At the present moment, we are making the hypothesis that the semiotics of the constructed environment brings us around to ecology of form. Conceived from a maximum of function and usefulness, the forms come from the search for an efficient material and technical combination. This ecology puts the accent on the potential use of forms. When looking for solutions, it promotes the recycling of ideas to the point where, occasionally it is more appropriate to acquire a standard product on the market than to design another product on purpose. What ecology of form advocates in art and in design is a wartime economy in order to take full advantage of the creativity, which already exists around us. In this sense, environment and ecology, like nature and culture, are no longer matters of identifiable separation. What is there and available belongs to “one and the same production of nature-societies, of collectives,” according to the terms used by Bruno Latour in his development of a third path. {7} Neither modern nor postmodern, the non modern emerges in our reality. It is for this reason that Rosa B proposes to put the question of environment and design back into play. In the wake of Martin Beck and the reactivation of the Aspen documents that he carries out through his exhibition, and following the publication of his book The Aspen Complex Edited by Martin Beck and with his participation for this issue, Rosa B takes the form of an archive, a bringing up to date of historical documents that puts the current debates on the manufacture of our environment back into perspective. {8}
{1} Reyner Banham, The Architecture of the Well-Tempered Environment, Chicago University Press, 1969. Reyner Banham, L’architecture de l’environnement bien tempéré, Editions HYX, Orléans, 2010
{2} See The Universitas Project, Solutions for a Post-Technological Society, Museum of Modern Art, New York, 2006. The symposia and the book was conceived and directed by Emilio Ambasz, edited by Harriet Schœholz Bee.

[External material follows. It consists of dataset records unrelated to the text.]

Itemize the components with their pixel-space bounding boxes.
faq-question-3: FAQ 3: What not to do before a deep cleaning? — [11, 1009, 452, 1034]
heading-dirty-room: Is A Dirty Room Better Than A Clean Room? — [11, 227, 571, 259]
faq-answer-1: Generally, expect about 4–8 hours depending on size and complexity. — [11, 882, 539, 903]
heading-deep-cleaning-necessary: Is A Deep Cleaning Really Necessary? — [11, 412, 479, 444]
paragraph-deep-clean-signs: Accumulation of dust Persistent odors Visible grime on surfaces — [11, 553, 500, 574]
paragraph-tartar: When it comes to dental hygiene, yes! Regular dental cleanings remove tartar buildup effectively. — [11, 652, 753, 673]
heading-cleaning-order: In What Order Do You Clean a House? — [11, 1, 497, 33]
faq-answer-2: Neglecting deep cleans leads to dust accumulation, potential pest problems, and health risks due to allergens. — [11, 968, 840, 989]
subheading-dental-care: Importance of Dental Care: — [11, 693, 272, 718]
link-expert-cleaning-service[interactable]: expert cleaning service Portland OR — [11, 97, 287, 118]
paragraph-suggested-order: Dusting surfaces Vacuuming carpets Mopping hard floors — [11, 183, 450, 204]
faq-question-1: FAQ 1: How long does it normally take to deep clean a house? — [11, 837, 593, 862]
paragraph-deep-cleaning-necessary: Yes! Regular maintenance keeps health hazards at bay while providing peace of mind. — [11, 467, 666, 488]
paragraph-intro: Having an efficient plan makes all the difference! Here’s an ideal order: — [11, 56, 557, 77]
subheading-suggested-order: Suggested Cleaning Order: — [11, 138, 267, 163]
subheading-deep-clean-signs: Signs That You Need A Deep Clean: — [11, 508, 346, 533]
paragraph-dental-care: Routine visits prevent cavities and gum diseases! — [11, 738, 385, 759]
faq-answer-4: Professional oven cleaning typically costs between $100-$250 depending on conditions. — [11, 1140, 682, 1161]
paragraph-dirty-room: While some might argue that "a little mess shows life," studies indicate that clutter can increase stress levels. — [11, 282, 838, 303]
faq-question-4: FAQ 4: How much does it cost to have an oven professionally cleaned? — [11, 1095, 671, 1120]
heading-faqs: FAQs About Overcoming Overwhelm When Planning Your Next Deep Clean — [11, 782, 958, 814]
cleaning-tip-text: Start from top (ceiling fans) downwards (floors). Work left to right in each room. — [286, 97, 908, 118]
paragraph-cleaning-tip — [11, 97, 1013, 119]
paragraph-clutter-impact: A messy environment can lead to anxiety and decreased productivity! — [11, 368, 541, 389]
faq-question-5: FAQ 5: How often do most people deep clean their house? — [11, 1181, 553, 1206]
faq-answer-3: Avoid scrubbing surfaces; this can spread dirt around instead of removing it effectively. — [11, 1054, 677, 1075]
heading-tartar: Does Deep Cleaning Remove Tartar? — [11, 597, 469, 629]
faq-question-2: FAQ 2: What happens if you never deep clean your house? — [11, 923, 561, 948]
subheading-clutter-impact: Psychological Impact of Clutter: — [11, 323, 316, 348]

{3} During the 1980’s the term “design” replaced “environment.”
{4} Florian Charvolin, “L’invention du domaine de l’environnement,” Strates, 9 | 1997, put on line October 19, 2005. http://strates.revues.org/636
{5} Jean Baudrillard, Pour une critique de l’économie politique du signe, Collection les essais, Gallimard, Paris, 1972. English translation, For a Critique of the Political Economy of the Sign, Telos Press, St. Louis, 1981.
{6} See Paolo Deganello, “We need to turn design inside out, like a glove”
{7} Bruno Latour, Nous n’avons jamais été modernes. Essai d’anthropologie symétrique, editions La Découverte, Paris 1991. English translation, We Have Never Been Modern, Harvard University Press, 1993.
{8} Martin Beck, The Aspen Complex Edited by Martin Beck, Sternberg Press, Berlin, 2012. This volume contains texts by Sabeth Buchmann, Alice Twemlow, and Felicity D. Scott.